Is my description of the floor function correct?

$$f = \begin{cases} \mathbb{R} \rightarrow \mathbb{Z} \\ x \mapsto z = \inf(x) \end{cases}$$

Explanation:

The floor function maps a real number $$x$$ to the smallest whole number less than or equal to $$x$$. The infimum of is the largest lower bound of a set. The above stated function $$f$$ maps a real number $$x$$ to the largest whole number $$z$$ for which $$z \leq x$$, which is the definition of the floor function. Hence $$f = \operatorname{floor}$$.

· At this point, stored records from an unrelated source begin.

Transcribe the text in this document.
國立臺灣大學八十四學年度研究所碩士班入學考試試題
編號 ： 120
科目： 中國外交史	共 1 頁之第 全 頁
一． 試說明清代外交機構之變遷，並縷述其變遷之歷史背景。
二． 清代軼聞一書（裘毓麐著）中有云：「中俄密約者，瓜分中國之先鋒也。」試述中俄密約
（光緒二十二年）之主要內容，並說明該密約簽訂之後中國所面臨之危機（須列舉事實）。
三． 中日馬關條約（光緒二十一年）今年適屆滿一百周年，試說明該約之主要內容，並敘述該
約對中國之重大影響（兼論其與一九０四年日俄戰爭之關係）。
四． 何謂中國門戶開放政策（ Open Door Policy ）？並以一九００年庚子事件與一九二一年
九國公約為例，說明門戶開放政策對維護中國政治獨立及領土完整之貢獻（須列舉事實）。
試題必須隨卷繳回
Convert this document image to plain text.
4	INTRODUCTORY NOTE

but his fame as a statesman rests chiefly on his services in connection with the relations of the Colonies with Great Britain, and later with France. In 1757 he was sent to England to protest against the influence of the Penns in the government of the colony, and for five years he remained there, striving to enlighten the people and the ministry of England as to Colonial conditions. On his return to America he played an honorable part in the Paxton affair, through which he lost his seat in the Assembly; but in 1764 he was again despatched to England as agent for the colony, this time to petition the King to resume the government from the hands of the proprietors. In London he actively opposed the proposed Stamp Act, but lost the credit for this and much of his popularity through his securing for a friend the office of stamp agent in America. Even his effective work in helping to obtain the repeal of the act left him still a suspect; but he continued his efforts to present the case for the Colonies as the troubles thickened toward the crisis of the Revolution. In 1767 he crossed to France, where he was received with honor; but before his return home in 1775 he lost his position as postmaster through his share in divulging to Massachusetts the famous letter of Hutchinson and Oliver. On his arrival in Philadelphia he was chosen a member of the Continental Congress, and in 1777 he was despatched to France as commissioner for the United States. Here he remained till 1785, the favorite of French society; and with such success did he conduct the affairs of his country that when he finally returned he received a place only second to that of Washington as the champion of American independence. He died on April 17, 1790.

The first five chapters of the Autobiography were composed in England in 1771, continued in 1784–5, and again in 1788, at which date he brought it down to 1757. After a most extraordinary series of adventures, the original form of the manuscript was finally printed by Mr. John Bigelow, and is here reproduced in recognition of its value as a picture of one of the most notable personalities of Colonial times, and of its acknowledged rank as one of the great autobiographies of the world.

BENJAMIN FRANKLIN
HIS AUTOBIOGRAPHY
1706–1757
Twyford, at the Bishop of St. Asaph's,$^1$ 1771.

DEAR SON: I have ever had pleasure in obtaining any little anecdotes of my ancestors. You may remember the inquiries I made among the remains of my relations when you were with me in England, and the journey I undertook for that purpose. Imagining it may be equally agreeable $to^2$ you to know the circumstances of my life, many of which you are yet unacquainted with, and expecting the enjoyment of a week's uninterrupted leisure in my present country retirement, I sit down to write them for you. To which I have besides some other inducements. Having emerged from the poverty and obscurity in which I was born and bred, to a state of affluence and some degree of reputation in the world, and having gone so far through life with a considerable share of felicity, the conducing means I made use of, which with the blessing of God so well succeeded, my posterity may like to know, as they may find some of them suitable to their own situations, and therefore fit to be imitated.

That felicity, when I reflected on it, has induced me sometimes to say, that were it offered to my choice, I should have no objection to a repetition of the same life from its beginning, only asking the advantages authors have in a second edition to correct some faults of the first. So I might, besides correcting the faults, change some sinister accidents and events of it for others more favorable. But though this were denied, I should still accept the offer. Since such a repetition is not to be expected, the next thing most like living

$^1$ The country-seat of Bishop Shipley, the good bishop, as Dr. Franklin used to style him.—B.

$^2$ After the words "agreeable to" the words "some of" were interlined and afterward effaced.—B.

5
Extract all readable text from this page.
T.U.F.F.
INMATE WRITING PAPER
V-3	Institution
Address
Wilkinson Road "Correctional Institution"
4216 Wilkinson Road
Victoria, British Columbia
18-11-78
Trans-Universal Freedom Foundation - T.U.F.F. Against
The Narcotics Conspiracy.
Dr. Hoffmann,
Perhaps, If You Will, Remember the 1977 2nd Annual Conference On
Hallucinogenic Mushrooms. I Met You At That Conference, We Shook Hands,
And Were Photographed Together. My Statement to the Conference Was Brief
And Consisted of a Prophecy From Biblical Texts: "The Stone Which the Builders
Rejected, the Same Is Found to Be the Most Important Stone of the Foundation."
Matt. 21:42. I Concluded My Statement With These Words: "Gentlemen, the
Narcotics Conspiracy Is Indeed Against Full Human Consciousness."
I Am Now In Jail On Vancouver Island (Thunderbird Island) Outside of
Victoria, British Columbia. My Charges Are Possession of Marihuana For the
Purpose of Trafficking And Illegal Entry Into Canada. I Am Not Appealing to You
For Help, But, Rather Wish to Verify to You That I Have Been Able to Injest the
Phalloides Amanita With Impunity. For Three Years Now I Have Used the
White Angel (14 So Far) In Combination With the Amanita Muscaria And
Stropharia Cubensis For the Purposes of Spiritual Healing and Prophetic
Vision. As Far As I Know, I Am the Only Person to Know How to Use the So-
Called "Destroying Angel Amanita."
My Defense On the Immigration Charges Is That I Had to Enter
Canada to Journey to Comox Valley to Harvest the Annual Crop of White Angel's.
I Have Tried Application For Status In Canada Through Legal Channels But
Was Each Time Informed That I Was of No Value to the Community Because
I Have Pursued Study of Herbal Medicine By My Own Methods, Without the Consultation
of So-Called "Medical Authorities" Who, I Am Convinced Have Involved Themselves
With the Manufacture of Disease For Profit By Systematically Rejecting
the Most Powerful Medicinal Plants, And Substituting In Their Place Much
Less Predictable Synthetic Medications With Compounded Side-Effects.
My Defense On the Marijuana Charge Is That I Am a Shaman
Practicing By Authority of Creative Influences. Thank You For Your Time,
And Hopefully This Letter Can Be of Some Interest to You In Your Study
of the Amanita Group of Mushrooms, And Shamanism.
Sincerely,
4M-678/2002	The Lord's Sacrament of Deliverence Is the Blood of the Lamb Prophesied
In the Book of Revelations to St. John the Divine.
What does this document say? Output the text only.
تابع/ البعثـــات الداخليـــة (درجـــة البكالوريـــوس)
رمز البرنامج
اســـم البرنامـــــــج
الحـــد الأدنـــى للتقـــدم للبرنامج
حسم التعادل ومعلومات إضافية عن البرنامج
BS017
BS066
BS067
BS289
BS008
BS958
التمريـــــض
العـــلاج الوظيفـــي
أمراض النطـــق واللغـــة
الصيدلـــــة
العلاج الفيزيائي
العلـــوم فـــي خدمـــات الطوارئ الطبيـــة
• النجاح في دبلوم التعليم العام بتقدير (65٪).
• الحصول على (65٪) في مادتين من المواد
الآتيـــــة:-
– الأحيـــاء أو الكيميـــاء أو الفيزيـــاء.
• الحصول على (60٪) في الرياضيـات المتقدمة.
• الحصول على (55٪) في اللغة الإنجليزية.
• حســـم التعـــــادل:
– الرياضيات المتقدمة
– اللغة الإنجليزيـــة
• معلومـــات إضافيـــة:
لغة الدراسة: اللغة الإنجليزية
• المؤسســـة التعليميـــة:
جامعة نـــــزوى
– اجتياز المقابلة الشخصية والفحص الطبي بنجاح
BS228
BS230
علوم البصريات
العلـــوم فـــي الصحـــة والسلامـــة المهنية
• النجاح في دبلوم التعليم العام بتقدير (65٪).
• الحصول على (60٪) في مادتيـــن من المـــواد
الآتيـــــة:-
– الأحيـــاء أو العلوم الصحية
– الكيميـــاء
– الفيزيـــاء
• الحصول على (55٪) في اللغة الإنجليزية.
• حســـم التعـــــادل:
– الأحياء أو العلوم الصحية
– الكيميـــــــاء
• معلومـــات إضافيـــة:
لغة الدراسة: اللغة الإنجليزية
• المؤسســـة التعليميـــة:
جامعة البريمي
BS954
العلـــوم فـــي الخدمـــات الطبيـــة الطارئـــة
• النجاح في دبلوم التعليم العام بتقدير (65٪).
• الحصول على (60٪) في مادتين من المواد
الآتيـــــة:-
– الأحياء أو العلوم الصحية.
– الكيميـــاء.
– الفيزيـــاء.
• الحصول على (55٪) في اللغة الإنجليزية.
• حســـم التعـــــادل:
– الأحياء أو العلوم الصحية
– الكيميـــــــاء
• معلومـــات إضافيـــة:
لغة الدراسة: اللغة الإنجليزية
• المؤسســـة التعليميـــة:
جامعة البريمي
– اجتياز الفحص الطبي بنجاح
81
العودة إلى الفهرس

• $\inf$ should be defined on a set – J. W. Tanner Oct 2 '20 at 12:58
• Agree with @J.W.Tanner, $\inf{x}=x$ if $x\in\mathbb{R}$, which makes your statement odd. – Weierstraß Ramirez Oct 2 '20 at 13:01
• well but $x$ is not in $\mathbb{Z}$ – user2550228 Oct 2 '20 at 13:04
• Doesn't the floor function map a real number $x$ to the largest whole number less than or equal to $x$? How about $f:x\mapsto \sup \{z\in\mathbb Z|z\le x\}$? – J. W. Tanner Oct 2 '20 at 13:06
• @J.W.Tanner you are correct. Want to post it as answer, then I can upvote. at All: thank you for your comments, i really appreciate it. – user2550228 Oct 2 '20 at 13:14

Furthermore, the floor function maps a real number $$x$$
to the largest integer less than or equal to $$x$$,
so it could be defined as floor$$(x)=\sup\{z\in\mathbb Z|z\le x\}$$.